De même, des phrases qui seraient souvent utilisées
peuvent être enregistrées en tant que « Favoris », toujours
dans un objectif de communication fluide et d’évolution
au rythme de l’utilisateur et de ses sujets de
conversations.
En dernier lieu, nos discussions avec des mamans
d’enfants atteints de troubles de la communication
associés à un handicap mental nous ont amenées sur une
nouvelle dimension. En effet, si nous souhaitions offrir
un nombre important de pictogrammes pour permettre
une communication riche et variée, cela pouvait par
ailleurs engendrer une difficulté et un sentiment de
découragement leur enfant. Notre démarche a alors été de
proposer la création d’un dossier complètement adapté à
la personne et à ses caractéristiques particulières. Il s’agit
en quelque sorte de créer un univers qui serait propre aux
goûts et sujets abordés par l’utilisateur. Ainsi, si dans un
premier temps le communiquant n’aime parler que de son
chien et dire qu’il aime le chocolat, seuls les
pictogrammes respectifs à ces phrases apparaîtraient dans
le dossier de pictogrammes. Cela permet à l’utilisateur de
disposer des éléments justes et nécessaires à ses envies et
besoins, tout en permettant aux aidants d’incrémenter de
nouveaux pictogrammes au fur et à mesure de l’évolution
et progrès du communiquant.
V. TRADUCTION PICTOGRAMME-TEXTE
Pour une traduction pictographique simple nous avons
travaillé dans un premier temps sur des phrases simples
de genre : Sujet + Verbe + Complément (Fig .9) [9][10].
Si l’ensemble des pictogrammes contient un seul
pictogramme qui signifie un verbe, nous traitons la
phrase de manière suivant :
- Le sujet constitue tous les mots placés avant le verbe;
- Le verbe;
- Le complément constitue tous les mots placés après
le verbe;
Fig.9 : Les parties de la phrase pictographique.
A. Traitement du sujet
La vérification du sujet s’effectue en deux étapes : la
première étape concerne le genre du sujet.
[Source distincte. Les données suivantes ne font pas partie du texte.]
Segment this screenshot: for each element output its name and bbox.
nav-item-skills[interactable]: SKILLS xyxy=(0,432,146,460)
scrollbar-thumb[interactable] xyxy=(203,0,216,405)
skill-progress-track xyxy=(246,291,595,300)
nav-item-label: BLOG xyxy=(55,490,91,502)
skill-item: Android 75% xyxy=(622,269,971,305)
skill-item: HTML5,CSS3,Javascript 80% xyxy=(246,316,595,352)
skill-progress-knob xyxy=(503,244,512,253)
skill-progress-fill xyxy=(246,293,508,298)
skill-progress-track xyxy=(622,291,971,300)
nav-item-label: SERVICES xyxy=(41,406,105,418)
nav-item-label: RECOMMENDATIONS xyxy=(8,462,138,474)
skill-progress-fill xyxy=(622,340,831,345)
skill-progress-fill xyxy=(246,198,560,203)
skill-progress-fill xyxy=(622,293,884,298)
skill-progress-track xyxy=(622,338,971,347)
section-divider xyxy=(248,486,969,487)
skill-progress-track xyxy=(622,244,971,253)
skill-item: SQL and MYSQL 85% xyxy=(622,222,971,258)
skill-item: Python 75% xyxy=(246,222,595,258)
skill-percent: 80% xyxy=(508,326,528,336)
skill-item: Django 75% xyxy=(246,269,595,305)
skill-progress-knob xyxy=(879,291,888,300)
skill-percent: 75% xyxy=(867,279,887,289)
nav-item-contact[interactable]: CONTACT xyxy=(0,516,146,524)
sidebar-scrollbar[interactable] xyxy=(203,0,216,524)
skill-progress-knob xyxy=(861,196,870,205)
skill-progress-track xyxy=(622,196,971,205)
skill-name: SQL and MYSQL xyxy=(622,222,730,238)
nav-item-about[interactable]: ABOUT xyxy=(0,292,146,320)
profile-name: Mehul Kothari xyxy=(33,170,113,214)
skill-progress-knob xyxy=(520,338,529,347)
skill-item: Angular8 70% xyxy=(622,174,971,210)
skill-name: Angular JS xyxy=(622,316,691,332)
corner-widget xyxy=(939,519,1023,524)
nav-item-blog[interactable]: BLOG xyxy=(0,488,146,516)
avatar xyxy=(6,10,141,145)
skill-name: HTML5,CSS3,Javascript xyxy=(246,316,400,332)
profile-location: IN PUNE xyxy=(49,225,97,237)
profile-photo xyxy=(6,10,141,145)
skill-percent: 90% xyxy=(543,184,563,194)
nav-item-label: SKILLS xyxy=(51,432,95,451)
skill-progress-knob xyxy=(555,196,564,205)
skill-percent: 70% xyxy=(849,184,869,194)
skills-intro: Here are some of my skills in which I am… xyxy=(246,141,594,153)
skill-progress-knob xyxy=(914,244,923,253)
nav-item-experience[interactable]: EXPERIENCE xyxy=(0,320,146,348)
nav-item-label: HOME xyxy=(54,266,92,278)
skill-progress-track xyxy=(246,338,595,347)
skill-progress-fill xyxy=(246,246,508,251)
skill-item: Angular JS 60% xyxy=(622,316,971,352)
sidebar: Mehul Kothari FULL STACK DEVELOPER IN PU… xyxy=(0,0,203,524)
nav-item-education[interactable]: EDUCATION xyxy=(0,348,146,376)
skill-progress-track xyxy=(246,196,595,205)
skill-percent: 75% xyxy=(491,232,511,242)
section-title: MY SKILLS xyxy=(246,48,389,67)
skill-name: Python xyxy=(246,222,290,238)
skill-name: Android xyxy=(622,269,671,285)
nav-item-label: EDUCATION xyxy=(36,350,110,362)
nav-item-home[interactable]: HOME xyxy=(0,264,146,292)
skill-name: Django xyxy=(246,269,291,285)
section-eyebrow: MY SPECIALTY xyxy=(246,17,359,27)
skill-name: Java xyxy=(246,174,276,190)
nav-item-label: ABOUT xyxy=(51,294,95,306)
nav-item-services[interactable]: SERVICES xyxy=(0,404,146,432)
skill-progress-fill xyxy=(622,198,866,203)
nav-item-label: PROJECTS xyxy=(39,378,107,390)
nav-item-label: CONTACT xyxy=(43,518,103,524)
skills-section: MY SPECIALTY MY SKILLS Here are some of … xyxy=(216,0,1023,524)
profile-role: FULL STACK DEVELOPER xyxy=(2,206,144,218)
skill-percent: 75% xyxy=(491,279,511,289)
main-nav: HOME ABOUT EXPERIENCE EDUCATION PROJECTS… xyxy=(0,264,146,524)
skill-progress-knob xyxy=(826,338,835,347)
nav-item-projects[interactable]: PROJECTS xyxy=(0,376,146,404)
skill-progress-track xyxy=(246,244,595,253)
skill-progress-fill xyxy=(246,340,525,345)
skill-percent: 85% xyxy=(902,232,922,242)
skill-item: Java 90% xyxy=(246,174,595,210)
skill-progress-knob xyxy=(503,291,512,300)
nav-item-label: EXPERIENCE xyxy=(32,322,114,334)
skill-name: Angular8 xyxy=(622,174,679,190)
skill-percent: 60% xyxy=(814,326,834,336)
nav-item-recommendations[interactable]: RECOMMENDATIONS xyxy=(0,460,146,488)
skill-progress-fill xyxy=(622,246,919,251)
Une fonction
appelé TraitementSujet() envoie une valeur de type « M »
ou « F » pour indiquer le genre de notre sujet. Cette
fonction analyse aussi le nombre du sujet, c’est la
deuxième étape pour le traitement du sujet.
Le traitement du sujet nous aide à conjuguer le verbe
en accord avec leur sujet.
B. Traitement du verbe
La conjugaison du verbe se base essentiellement sur le
traitement du sujet. Il y a deux familles de verbe à gérer :
les verbes irréguliers et les verbes réguliers [11]. Pour les
premiers nous avons établi une base de données de tous
les verbes irréguliers présentés dans Pictokids. Nous
avons saisi la conjugaison de ces verbes en trois temps :
le présent, le passé composé et le futur. Par contre, les
verbes réguliers sont conjugués grâce à deux fonctions.
La première fonction ConjuguerPremier() conjugue tous
les verbes réguliers du premier groupe, et la deuxième
fonction ConjuguerDeux() concerne les verbes réguliers
du deuxième groupe.
C. Traitement du complément
Nous élaborons actuellement une règle générale pour le
complément. Néanmoins, il s’agit d’un traitement
semblable à celui du sujet avec l’ajout d’un article avant
chaque mot (Fig .10).
Fig.10 : Exemple d’une phrase simple.
D. Traitement de l’adjectif
L’absence d’un pictogramme signant le verbe
« être », nous a conduit à établir une fonction qui permet
d’ajouter ce verbe automatiquement à la phrase textuelle
sans que l’utilisateur cherche le pictogramme « être ».
Dans notre cas, tous les adjectifs seront précédés par le
verbe « être » en respectant les règles de la grammaire
française (Fig .11).
Fig.11 : Exemple d’un adjectif.
VI. EVALUATION ERGONOMIQUE
Une première évaluation ergonomique a été réalisée
dans l’optique de vérifier la qualité de la communication
entre l’émetteur et le récepteur, en termes de temps de
recherche d’information et d’adaptation au public visé.